Paru dans le Figaro du 27 avril 2005
L'heure de vérité approche à grands pas pour le Hezbollah qui représente une pièce majeure dans la stratégie moyen-orientale. Pourra-t-il sauver son statut de «résistant» après le retrait syrien, alors qu'il a été requalifié en «milice» à désarmer ? Car le Liban n'a plus de territoires occupés par Israël. En 2000, l'ONU avait tranché : les fermes de Chebaa (22 km2) doivent être restituées par Israël à la Syrie et non au Liban.

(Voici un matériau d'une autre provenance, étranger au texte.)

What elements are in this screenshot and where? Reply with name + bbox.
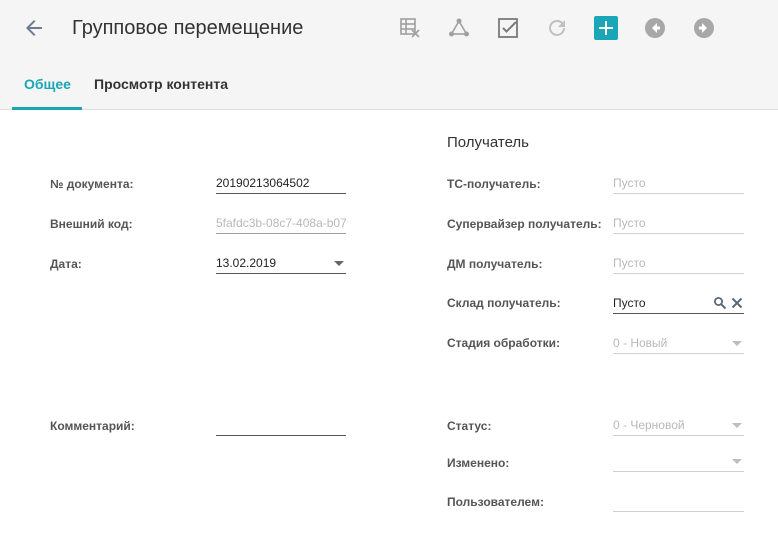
- chevron-down-icon[interactable]: [334, 261, 344, 266]
- supervisor-receiver-label: Супервайзер получатель:: [447, 217, 602, 231]
- processing-stage-label: Стадия обработки:: [447, 336, 560, 350]
- receiver-section-title: Получатель: [447, 134, 529, 151]
- comment-label: Комментарий:: [50, 419, 135, 433]
- external-code-field[interactable]: 5fafdc3b-08c7-408a-b07: [216, 214, 346, 234]
- add-icon[interactable]: [594, 16, 618, 40]
- tab-general[interactable]: Общее: [12, 70, 82, 110]
- top-bar: Групповое перемещение Общее Просмотр кон…: [0, 0, 778, 110]
- ts-receiver-field[interactable]: Пусто: [613, 174, 744, 194]
- by-user-field[interactable]: [613, 492, 744, 512]
- chevron-down-icon[interactable]: [732, 423, 742, 428]
- tab-content-view[interactable]: Просмотр контента: [94, 70, 228, 110]
- ts-receiver-label: ТС-получатель:: [447, 177, 541, 191]
- page-title: Групповое перемещение: [72, 17, 304, 39]
- chevron-down-icon[interactable]: [732, 459, 742, 464]
- processing-stage-value: 0 - Новый: [613, 336, 668, 350]
- refresh-icon[interactable]: [545, 16, 569, 40]
- table-delete-icon[interactable]: [398, 16, 422, 40]
- changed-select[interactable]: [613, 452, 744, 472]
- doc-number-field[interactable]: 20190213064502: [216, 174, 346, 194]
- date-value: 13.02.2019: [216, 256, 277, 270]
- checkbox-icon[interactable]: [496, 16, 520, 40]
- processing-stage-select[interactable]: 0 - Новый: [613, 334, 744, 354]
- dm-receiver-field[interactable]: Пусто: [613, 254, 744, 274]
- dm-receiver-label: ДМ получатель:: [447, 257, 543, 271]
- status-label: Статус:: [447, 419, 492, 433]
- doc-number-label: № документа:: [50, 177, 134, 191]
- search-icon[interactable]: [713, 296, 727, 310]
- warehouse-receiver-value: Пусто: [613, 296, 646, 310]
- date-label: Дата:: [50, 257, 82, 271]
- status-value: 0 - Черновой: [613, 418, 685, 432]
- hierarchy-icon[interactable]: [447, 16, 471, 40]
- date-select[interactable]: 13.02.2019: [216, 254, 346, 274]
- close-icon[interactable]: [730, 296, 744, 310]
- supervisor-receiver-field[interactable]: Пусто: [613, 214, 744, 234]
- comment-field[interactable]: [216, 416, 346, 436]
- changed-label: Изменено:: [447, 456, 510, 470]
- back-arrow-icon[interactable]: [22, 16, 46, 40]
- next-circle-icon[interactable]: [692, 16, 716, 40]
- chevron-down-icon[interactable]: [732, 341, 742, 346]
- prev-circle-icon[interactable]: [643, 16, 667, 40]
- status-select[interactable]: 0 - Черновой: [613, 416, 744, 436]
- by-user-label: Пользователем:: [447, 495, 544, 509]
- external-code-label: Внешний код:: [50, 217, 133, 231]
- warehouse-receiver-field[interactable]: Пусто: [613, 294, 744, 314]
- warehouse-receiver-label: Склад получатель:: [447, 296, 561, 310]
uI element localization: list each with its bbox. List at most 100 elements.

Ce verdict dérange tout autant Damas et Téhéran que le Hezbollah, car il condamne le parti de Dieu à rentrer dans le rang et à désarmer. Ce faisant, il perdra sa vocation stratégique comme instrument de ces deux puissances régionales. Il devra surtout se débarrasser de ses armes lourdes, qui font défaut à l'armée libanaise, de ses chars, de ses missiles à longue portée – prépositionnés par Téhéran au Sud-Liban pour répliquer à toute destruction par Israël des installations nucléaires iraniennes – et de ses drones, dont un exemplaire avait survolé Israël en 2004 avant de s'abîmer en mer au retour de sa mission.
Or démanteler le «Hezbollah-land», qui s'étend sur le quart du Liban, n'arrange
nullement les affaires de la Syrie. Damas a toujours oeuvré pour implanter des
forces parallèles au gouvernement libanais pour entretenir le désordre, la
rivalité entre les détenteurs de la force armée et pour justifier sa propre
ingérence. Ainsi, la Syrie avait armé l'OLP dans les années 1960-1970 pour
instaurer le «Fatah-land», détruire l'Etat libanais et ouvrir la voie à sa
propre ingérence, au titre de pompier-pyromane. L'instauration du «Fatah-land»

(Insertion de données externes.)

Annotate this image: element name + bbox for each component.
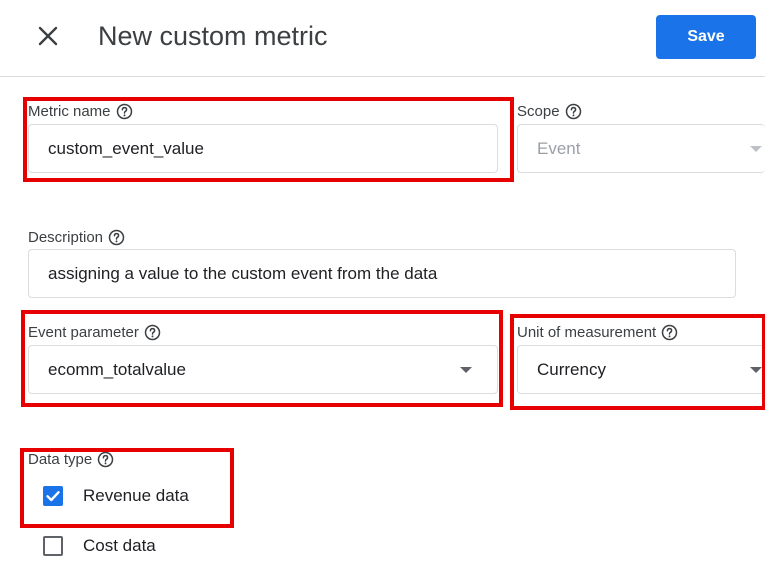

a entraîné deux invasions israéliennes, en 1978, puis en 1982 !
Mais les temps ont bien changé. La Syrie évacue, contrainte et forcée, sa
«colonie» libanaise sous les huées. Les statues, bustes et portraits géants de
la trinité de la dynastie Assad (Hafez, Bassel et Bachar) ont été dynamités,
lapidés ou dégradés dans les régions musulmanes où ils étaient imposés à la
population. Les Libanais garderont un souvenir exécrable de cette armée de
pilleurs syriens qui les a terrorisés. Les Arabes pressent Damas de quitter le
Liban ; Paris et Washington veillent à l'application complète de la résolution
1559, qu'ils avaient conjointement parrainée en septembre 2004. L'assassinat de
Hariri a brutalement accéléré l'achèvement de l'occupation syrienne qui
prélevait au Liban 4 milliards de dollars par an, en moyenne. La dette publique
du pays du Cèdre s'élève aujourd'hui à près de 40 milliards de dollars.
Jusque-là, l'opposition libanaise n'avait pas osé réclamer le désarmement du
Hezbollah, qu'elle désire ardemment. Ce parti avait infligé des défaites
successives aux armées américaines et françaises, en 1983 (avec plus de trois
cents soldats assassinés) et forcé Israël à se retirer du Liban, en 2000. Outre
les armes, ses miliciens disposent d'un entraînement hautement qualifié reçu en
Iran et en Syrie. Récemment, ils ont été capables d'attirer et de capturer un
colonel israélien à l'étranger et de franchir la frontière pour abattre trois
soldats israéliens et les ramener dans le «Hezbollah-land», puis de les
échanger contre plus de 430 prisonniers arabes en Israël. Tous les dirigeants
politiques redoutent les hommes du charismatique chef du Hezbollah, Hassan
Nasrallah. Ce dernier rencontre désormais un vrai dilemme : doit-il privilégier
ses périlleuses «alliances» régionales au détriment de la réelle aspiration de
sa communauté à vivre dans un Liban libre et indépendant.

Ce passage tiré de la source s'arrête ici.